Hi @bgoodri !
I followed your suggestions to look into RcppParallel
for the purpose of linking with the Intel TBB. That seems to work great - and we should probably make use of the TBB malloc replacement already now in order to speedup Stan programs. That is, on macOS I have observed really nice speedups from linking in the libtbbmalloc_proxy library which is distributed with RcppParallel
. So here is the speedup when using this under R using on 4 cores the warfarin example I used for StanCon:
rstan 2.18.2:
user system elapsed
473.629 6.424 138.410
rstan 2.18.2 with tbbmalloc_proxy from RcppParallel:
user system elapsed
324.721 5.540 96.020
So this is a decent speedup and I really only changed loading the respective library. Right now this is a bit non-straightforward. What I had to do is along these lines:
In ~/.R/Makevars:
LDFLAGS += /Users/weberse2/R/2019-03-20-transient/RcppParallel/lib/libtbbmalloc.dylib /Users/weberse2/R/2019-03-20-transient/RcppParallel/lib/libtbbmalloc_proxy.dylib
In the R sources:
tbbmalloc_proxy <- system.file("lib/libtbbmalloc_proxy.dylib", package="RcppParallel")

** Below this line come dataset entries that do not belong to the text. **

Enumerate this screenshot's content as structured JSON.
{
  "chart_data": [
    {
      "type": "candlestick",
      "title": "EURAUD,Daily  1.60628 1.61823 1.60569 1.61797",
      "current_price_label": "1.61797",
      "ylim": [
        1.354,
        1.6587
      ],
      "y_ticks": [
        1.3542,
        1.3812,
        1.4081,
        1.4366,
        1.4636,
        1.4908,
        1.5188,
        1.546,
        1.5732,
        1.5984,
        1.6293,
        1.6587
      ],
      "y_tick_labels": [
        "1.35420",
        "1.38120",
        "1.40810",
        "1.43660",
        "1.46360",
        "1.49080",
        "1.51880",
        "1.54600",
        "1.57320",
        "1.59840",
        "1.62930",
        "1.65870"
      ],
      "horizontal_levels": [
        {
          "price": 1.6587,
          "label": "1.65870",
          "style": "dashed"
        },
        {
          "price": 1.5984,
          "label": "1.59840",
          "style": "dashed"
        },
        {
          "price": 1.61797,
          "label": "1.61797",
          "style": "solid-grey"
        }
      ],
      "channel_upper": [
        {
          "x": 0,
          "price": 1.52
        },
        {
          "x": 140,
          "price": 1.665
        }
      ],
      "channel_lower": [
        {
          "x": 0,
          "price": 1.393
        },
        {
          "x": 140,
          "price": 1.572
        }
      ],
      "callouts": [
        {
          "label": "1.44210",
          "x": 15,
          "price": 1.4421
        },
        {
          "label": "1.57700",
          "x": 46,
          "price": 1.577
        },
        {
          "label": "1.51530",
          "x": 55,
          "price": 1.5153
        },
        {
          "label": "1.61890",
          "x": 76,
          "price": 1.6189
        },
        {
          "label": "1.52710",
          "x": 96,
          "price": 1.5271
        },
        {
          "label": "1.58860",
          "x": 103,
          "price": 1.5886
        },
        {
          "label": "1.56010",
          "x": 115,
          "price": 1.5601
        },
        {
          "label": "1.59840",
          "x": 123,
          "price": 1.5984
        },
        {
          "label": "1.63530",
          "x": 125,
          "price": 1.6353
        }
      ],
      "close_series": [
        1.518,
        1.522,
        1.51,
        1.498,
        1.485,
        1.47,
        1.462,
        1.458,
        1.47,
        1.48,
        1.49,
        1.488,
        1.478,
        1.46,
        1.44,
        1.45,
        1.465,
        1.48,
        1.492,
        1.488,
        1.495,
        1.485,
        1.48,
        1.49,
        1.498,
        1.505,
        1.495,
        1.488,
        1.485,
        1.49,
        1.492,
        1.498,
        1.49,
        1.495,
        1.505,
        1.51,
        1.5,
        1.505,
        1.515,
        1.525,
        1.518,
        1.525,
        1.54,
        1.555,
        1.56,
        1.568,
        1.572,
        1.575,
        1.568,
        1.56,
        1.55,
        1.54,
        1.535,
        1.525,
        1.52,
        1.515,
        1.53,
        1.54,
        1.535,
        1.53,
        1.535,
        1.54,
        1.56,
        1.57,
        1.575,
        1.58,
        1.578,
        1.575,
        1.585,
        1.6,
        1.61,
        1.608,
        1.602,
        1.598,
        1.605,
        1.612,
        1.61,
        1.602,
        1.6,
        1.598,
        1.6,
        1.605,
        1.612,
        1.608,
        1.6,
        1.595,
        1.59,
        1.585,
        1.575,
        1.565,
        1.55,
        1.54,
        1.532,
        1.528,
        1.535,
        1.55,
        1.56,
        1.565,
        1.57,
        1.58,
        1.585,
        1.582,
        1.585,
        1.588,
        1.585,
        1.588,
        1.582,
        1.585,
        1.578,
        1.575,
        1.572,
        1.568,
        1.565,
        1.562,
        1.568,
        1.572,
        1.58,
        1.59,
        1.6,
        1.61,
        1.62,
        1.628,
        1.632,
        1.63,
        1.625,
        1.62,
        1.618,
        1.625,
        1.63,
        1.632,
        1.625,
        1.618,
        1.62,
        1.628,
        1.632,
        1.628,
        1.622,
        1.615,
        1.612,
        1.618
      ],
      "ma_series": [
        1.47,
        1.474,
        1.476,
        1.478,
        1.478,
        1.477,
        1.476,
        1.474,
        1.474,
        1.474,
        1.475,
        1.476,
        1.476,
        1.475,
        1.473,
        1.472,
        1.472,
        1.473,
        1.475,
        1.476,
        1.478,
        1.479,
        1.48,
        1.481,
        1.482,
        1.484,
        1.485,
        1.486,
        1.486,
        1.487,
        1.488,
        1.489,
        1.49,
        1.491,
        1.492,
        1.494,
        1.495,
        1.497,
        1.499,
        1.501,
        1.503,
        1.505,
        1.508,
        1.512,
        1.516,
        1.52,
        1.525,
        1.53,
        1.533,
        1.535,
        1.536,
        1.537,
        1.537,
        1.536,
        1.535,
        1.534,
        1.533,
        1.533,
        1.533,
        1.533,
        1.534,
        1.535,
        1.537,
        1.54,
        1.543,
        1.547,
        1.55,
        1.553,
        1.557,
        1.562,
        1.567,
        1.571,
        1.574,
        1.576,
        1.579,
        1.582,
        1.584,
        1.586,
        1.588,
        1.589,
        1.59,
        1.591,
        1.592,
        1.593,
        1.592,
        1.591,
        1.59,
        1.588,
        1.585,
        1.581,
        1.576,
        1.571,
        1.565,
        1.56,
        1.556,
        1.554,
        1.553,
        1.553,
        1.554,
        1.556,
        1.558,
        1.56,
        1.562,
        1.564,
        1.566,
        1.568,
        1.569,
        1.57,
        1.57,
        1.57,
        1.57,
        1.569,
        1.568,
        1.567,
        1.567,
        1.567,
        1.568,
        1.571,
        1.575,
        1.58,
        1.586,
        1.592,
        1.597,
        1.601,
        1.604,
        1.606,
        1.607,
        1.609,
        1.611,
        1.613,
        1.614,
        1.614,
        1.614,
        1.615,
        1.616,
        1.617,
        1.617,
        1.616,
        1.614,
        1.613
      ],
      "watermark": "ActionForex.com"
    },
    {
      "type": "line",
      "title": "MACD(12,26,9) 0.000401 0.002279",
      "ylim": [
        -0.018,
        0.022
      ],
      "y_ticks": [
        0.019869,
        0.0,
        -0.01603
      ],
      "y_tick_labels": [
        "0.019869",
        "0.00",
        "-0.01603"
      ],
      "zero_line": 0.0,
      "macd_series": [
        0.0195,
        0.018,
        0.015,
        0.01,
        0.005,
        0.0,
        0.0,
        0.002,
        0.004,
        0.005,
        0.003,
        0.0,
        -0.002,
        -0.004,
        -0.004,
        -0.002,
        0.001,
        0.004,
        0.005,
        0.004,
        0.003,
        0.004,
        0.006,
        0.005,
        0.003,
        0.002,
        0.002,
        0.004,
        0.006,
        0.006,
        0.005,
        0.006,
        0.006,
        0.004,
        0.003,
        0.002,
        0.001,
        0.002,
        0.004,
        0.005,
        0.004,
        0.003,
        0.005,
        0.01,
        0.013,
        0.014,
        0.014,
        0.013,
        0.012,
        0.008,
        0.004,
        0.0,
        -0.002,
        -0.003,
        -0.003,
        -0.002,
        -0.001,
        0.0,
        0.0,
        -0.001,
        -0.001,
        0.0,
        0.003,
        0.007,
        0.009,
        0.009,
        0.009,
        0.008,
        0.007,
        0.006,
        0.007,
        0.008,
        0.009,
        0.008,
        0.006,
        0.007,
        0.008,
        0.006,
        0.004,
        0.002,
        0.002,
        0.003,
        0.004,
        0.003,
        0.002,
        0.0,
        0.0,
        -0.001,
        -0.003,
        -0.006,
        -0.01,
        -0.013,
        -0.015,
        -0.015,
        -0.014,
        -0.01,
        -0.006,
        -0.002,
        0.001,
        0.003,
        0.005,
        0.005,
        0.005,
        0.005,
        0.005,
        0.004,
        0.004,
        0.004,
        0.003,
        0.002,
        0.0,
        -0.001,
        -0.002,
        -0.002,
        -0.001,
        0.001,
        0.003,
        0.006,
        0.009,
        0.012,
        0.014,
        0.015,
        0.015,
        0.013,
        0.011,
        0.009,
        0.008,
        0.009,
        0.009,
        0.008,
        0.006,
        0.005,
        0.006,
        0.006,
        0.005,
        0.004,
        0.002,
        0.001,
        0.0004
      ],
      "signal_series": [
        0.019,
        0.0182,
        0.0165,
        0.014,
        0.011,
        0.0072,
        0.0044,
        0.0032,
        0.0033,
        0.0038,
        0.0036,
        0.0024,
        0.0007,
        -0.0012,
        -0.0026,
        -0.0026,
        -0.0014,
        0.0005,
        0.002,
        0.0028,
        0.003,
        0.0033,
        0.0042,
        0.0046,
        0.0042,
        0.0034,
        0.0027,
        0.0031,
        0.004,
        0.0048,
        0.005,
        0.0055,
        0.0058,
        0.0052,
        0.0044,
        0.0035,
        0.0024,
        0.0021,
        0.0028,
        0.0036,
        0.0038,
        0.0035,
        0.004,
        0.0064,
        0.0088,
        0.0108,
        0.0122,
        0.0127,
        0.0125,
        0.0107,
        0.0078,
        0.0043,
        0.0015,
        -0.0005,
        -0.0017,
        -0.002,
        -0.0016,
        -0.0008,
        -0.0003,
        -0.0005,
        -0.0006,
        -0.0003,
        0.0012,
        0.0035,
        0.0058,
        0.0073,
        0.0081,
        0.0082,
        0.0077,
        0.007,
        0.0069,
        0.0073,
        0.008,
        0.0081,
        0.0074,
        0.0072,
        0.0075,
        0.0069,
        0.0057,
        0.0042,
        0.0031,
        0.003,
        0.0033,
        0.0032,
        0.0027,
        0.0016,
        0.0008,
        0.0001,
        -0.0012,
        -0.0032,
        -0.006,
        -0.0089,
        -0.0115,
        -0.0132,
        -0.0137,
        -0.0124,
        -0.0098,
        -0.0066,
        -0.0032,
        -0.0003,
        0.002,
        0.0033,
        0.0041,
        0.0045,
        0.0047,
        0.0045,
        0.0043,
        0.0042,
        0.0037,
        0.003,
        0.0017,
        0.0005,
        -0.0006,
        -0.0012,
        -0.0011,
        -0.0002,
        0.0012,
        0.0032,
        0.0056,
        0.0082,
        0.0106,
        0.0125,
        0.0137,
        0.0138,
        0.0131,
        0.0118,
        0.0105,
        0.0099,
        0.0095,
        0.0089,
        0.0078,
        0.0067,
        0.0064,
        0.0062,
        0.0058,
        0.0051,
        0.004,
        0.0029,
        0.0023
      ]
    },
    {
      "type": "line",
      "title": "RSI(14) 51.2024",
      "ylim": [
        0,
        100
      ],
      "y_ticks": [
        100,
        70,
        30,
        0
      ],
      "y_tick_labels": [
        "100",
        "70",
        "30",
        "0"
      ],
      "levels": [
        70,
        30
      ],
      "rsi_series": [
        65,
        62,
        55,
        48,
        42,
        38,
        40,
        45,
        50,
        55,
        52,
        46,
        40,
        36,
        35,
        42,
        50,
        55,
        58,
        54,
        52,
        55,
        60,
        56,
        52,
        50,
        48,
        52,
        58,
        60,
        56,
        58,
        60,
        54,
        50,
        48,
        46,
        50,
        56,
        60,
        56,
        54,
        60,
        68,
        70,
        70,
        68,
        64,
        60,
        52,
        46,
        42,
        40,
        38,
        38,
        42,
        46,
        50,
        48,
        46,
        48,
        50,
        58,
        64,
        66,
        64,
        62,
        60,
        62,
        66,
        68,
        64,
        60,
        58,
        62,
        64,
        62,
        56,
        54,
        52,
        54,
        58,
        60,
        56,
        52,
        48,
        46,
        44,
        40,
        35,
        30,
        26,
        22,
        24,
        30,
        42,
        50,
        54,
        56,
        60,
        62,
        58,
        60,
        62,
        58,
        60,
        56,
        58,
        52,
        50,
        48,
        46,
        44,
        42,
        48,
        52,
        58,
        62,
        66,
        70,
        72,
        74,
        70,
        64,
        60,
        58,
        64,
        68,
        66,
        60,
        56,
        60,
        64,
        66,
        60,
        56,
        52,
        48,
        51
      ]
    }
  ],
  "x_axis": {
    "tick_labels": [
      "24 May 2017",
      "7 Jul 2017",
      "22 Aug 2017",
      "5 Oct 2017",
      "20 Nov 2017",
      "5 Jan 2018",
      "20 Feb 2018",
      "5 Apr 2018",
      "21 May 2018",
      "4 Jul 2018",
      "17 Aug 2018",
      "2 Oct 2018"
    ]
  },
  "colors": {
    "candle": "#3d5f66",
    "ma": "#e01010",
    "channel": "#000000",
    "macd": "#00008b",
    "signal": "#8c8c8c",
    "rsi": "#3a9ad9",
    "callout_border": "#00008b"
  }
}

tbbmalloc <- system.file("lib/libtbbmalloc.dylib", package="RcppParallel")
tbblib <- system.file("lib/", package="RcppParallel")
Sys.getenv("DYLD_LIBRARY_PATH")
Sys.setenv(DYLD_LIBRARY_PATH=tbblib)
Sys.getenv("DYLD_LIBRARY_PATH")
dyn.load(tbbmalloc_proxy)
dyn.load(tbbmalloc)
pd_model_par_tbb <- stan_model("warfarin_pd_tlagMax_2par_generated_218_tbb.stan", verbose=TRUE)
There is probably a better way to do it which is in line with R conventions… but I do not know this conventions and wanted to make it work; and voila, we see almost 40% speedup on my single run here. I haven’t seen these speedups on Linux and I don’t know about Windows… and possibly this model is benefiting a lot more than others.
However, what about we make this available as an easy to use option in RStan
?
Best,
Sebastian